By Adedapo Adesanya
The crude oil market jumped more than $1 a barrel on Thursday, closing out the month higher on the prospect of the Organisation of the Petroleum Exporting Countries and its allies (OPEC+) staying the course on production cuts and ongoing attacks on Russia’s energy infrastructure.
Brent crude futures settled at $87.48 a barrel after gaining $1.39 or 1.6 per cent, and the US West Texas Intermediate (WTI) crude futures settled at $83.17 a barrel after it chalked up $1.82 or 2.2 per cent.
Investors will watch for cues from a meeting next week of the Joint Monitoring Ministerial Committee of the producer group, OPEC.
OPEC is meeting again next week and expectations are that it will leave its production policy unchanged.

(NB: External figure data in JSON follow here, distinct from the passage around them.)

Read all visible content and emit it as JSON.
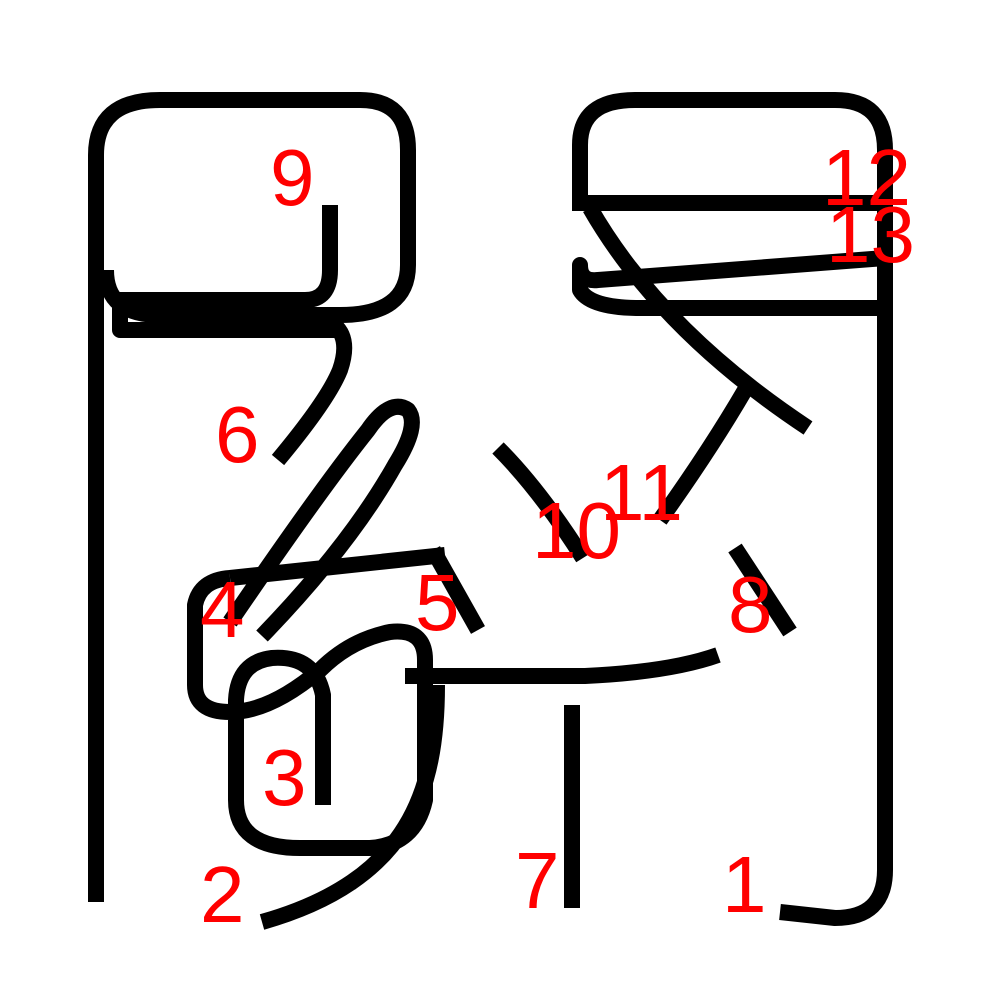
{
  "strokes": [
    {
      "id": "1",
      "label": "1"
    },
    {
      "id": "2",
      "label": "2"
    },
    {
      "id": "3",
      "label": "3"
    },
    {
      "id": "4",
      "label": "4"
    },
    {
      "id": "5",
      "label": "5"
    },
    {
      "id": "6",
      "label": "6"
    },
    {
      "id": "7",
      "label": "7"
    },
    {
      "id": "8",
      "label": "8"
    },
    {
      "id": "9",
      "label": "9"
    },
    {
      "id": "10",
      "label": "10"
    },
    {
      "id": "11",
      "label": "11"
    },
    {
      "id": "12",
      "label": "12"
    },
    {
      "id": "13",
      "label": "13"
    }
  ]
}
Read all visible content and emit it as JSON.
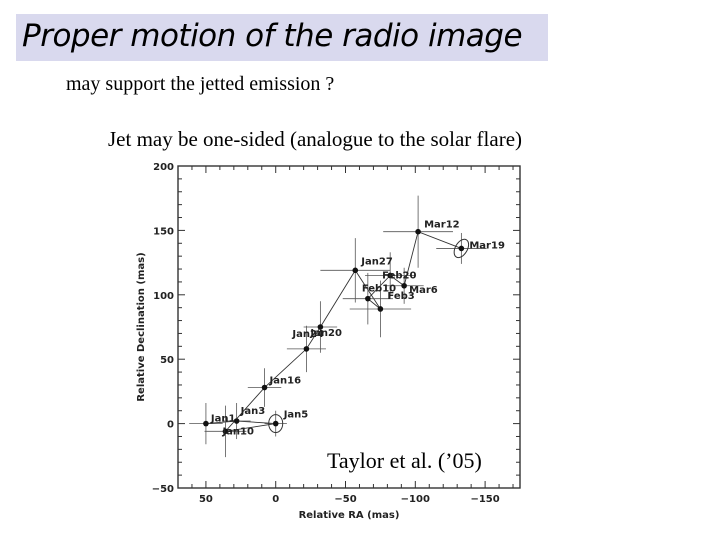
{
  "slide": {
    "title": "Proper motion of the radio image",
    "line1": "may support the jetted emission ?",
    "line2": "Jet may be one-sided (analogue to the solar flare)",
    "citation": "Taylor et al. (’05)"
  },
  "chart_data": {
    "type": "scatter",
    "xlabel": "Relative RA (mas)",
    "ylabel": "Relative Declination (mas)",
    "xlim": [
      70,
      -175
    ],
    "ylim": [
      -50,
      200
    ],
    "xticks": [
      50,
      0,
      -50,
      -100,
      -150
    ],
    "yticks": [
      -50,
      0,
      50,
      100,
      150,
      200
    ],
    "x_reversed": true,
    "grid": false,
    "points": [
      {
        "label": "Jan5",
        "x": 0,
        "y": 0,
        "xerr": 8,
        "yerr": 10
      },
      {
        "label": "Jan3",
        "x": 28,
        "y": 2,
        "xerr": 10,
        "yerr": 14
      },
      {
        "label": "Jan10",
        "x": 36,
        "y": -6,
        "xerr": 15,
        "yerr": 20
      },
      {
        "label": "Jan1",
        "x": 50,
        "y": 0,
        "xerr": 12,
        "yerr": 16
      },
      {
        "label": "Jan16",
        "x": 8,
        "y": 28,
        "xerr": 12,
        "yerr": 15
      },
      {
        "label": "Jan20",
        "x": -22,
        "y": 58,
        "xerr": 14,
        "yerr": 18
      },
      {
        "label": "Jan24",
        "x": -32,
        "y": 75,
        "xerr": 12,
        "yerr": 20
      },
      {
        "label": "Jan27",
        "x": -57,
        "y": 119,
        "xerr": 25,
        "yerr": 25
      },
      {
        "label": "Feb3",
        "x": -75,
        "y": 89,
        "xerr": 22,
        "yerr": 22
      },
      {
        "label": "Feb10",
        "x": -66,
        "y": 97,
        "xerr": 18,
        "yerr": 20
      },
      {
        "label": "Feb20",
        "x": -82,
        "y": 115,
        "xerr": 18,
        "yerr": 18
      },
      {
        "label": "Mar6",
        "x": -92,
        "y": 107,
        "xerr": 14,
        "yerr": 14
      },
      {
        "label": "Mar12",
        "x": -102,
        "y": 149,
        "xerr": 25,
        "yerr": 28
      },
      {
        "label": "Mar19",
        "x": -133,
        "y": 136,
        "xerr": 18,
        "yerr": 12
      }
    ],
    "track_order": [
      "Jan1",
      "Jan3",
      "Jan5",
      "Jan10",
      "Jan16",
      "Jan20",
      "Jan24",
      "Jan27",
      "Feb3",
      "Feb10",
      "Feb20",
      "Mar6",
      "Mar12",
      "Mar19"
    ]
  }
}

In the prior session, oil prices had come under pressure from last week’s unexpected rise in US crude oil and gasoline (petrol) inventories, driven by an increase in crude imports and sluggish gasoline demand, according to the US Energy Information Administration (EIA) data.
However, after some time to digest the data, which analysts said was a smaller increase than anticipated for this time of year, prices shifted into rally mode.
Also putting upward pressure on oil prices is the intensified Russia-Ukraine conflict, which has focused most recently on energy infrastructure despite warnings not to attack the structures.
A Ukrainian drone attack last week on a Russian refinery operated by state-run Rosneft has resulted in a production shutdown after damage to the refinery’s crude processing capacity.
Ukraine has stepped up attacks on oil refineries in Russia in recent weeks, which have reduced Russian refining capacity, and which, reportedly, have the White House concerned about rising international prices.
Ukrainian drone attacks on Russian refineries in recent weeks have taken out as much as 600,000 barrels in daily processing capacity in Russia.
US refinery utilisation rates, which rose 0.9 percentage points last week, also supported prices.
The oil and gas rig count, an early indicator of future output, also fell by three to 621 in the week to March 28, according to energy services firm Baker Hughes.
Support also came as the US economy grew in the fourth quarter as the country’s gross domestic product increased by 3.4 per cent, the Commerce Department’s Bureau of Economic Analysis said.